I collect wooden furniture from dumpsters and alleys, before it gets thrown away. I am extremely interested in wood as a material because these objects are made by destroying a living thing (a tree) to benefit the life of another living thing (human beings). Its disposal to landfill signifies not only its second death but also its return to nature. I, the artist, serve as the listener to these objects and romanticize their transition from domestic places to the outdoors where their life was first created.
My process is composed of four stages, which I will describe below.

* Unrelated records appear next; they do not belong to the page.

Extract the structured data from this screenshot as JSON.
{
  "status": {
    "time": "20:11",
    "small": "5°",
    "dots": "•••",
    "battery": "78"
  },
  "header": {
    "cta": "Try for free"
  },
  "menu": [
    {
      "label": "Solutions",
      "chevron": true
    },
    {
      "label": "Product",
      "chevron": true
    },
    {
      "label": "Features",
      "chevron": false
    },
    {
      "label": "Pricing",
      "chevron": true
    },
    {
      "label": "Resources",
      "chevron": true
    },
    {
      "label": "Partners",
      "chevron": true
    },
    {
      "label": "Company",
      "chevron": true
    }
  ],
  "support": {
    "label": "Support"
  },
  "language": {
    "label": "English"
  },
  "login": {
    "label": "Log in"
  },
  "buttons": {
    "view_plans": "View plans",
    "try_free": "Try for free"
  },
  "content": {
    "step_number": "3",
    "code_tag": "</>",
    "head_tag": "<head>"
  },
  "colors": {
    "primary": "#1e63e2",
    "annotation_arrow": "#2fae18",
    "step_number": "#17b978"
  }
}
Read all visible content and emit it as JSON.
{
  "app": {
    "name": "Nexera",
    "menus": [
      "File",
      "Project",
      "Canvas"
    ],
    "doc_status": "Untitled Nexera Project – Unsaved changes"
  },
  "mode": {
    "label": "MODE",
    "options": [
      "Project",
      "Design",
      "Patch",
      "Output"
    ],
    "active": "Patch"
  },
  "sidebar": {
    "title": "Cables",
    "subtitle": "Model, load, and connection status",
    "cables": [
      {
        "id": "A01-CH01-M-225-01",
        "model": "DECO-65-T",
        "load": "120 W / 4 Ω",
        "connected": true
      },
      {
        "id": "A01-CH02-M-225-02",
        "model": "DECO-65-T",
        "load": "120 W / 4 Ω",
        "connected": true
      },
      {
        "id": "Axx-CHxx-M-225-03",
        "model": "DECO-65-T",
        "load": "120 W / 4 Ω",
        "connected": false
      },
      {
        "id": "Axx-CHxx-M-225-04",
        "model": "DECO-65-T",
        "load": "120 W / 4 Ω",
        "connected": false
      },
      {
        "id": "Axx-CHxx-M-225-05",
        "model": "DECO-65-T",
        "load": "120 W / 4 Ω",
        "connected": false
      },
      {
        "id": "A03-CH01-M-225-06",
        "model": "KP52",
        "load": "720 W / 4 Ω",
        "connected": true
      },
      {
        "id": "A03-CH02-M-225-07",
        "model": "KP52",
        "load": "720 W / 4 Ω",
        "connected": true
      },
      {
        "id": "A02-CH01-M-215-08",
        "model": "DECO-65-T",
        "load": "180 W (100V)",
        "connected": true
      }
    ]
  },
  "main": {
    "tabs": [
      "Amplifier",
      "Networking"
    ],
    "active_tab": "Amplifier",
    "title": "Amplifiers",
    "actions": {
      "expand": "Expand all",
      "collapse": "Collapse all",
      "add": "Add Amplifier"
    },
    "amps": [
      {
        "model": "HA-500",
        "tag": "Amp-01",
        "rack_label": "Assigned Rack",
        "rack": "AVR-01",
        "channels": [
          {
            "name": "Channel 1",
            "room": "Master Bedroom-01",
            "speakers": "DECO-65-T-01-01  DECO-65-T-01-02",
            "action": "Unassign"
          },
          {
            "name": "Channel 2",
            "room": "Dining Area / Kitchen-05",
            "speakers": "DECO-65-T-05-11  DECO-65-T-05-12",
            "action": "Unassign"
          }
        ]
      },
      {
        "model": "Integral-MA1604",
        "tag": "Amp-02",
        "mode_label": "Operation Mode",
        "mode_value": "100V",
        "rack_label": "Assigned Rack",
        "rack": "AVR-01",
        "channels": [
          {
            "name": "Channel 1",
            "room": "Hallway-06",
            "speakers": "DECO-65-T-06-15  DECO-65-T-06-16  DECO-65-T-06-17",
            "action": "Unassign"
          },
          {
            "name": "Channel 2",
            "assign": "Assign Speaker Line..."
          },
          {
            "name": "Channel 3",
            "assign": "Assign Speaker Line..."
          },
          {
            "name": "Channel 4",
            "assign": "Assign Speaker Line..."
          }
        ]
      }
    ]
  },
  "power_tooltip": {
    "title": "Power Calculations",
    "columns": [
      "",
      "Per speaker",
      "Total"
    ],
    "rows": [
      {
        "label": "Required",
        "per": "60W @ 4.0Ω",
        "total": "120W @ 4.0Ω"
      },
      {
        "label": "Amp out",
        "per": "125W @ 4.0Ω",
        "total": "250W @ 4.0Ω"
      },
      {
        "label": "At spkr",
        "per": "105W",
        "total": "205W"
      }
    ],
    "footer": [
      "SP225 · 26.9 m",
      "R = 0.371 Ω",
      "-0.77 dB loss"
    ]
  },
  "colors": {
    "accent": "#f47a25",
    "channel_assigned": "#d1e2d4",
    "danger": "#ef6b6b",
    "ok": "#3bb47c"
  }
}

Stage 1. I strip all paint and varnish off the furniture to remove the skin of their previous life, their baggage, and the presence of humans to reveal the raw materials which includes texture and veining. Without protective layers, the objects again become vulnerable to nature.
Stage 2. I detach all parts of the object and submerge them in a bath of mineral oil, then a moonbath under the full moon. The mineral oil heals the violence of the act of stripping. When all the parts are laying flat, the object having gone from 3D to 2D, it makes contact with the earth’s surface, grounding the object body for the healing process. The full moon stimulates the energy of the new beginning and for its new identity.
Stage 3. After contemplating all the parts, I rejoin them to create a new configuration. The structure is strengthened by a coat of worm casting, a rich nutrient made from composting rotten organic materials, to prepare it for the new life it is about to take on. I invest in the art of composting myself and in casting from it a coating for the object, because I appreciate how it beautifies the fact that death can become a fertilizer for other living things.
Stage 4.The new structure is covered in mud and perennial bulbs; it then sleeps over the winter and eventually blooms in spring or summer. The structure becomes an armature for life to emerge. The worm-casting coat attracts roots from these flowers to attach and penetrate into the structure. Perennial flowers bloom according to the shift in climate as spring comes sooner every year. The sculpture serves as a signal of how life on earth is becoming more fragile and disposable as much as the furniture.
It takes me up to a year to make each sculpture. This time allows me to completate its entirety and understand the life of the object, of myself, of the world. In the process the sculpture commands time–the time to realize beauty in death and reveal its truth. Death is a certainty yet at the same time a transitional point.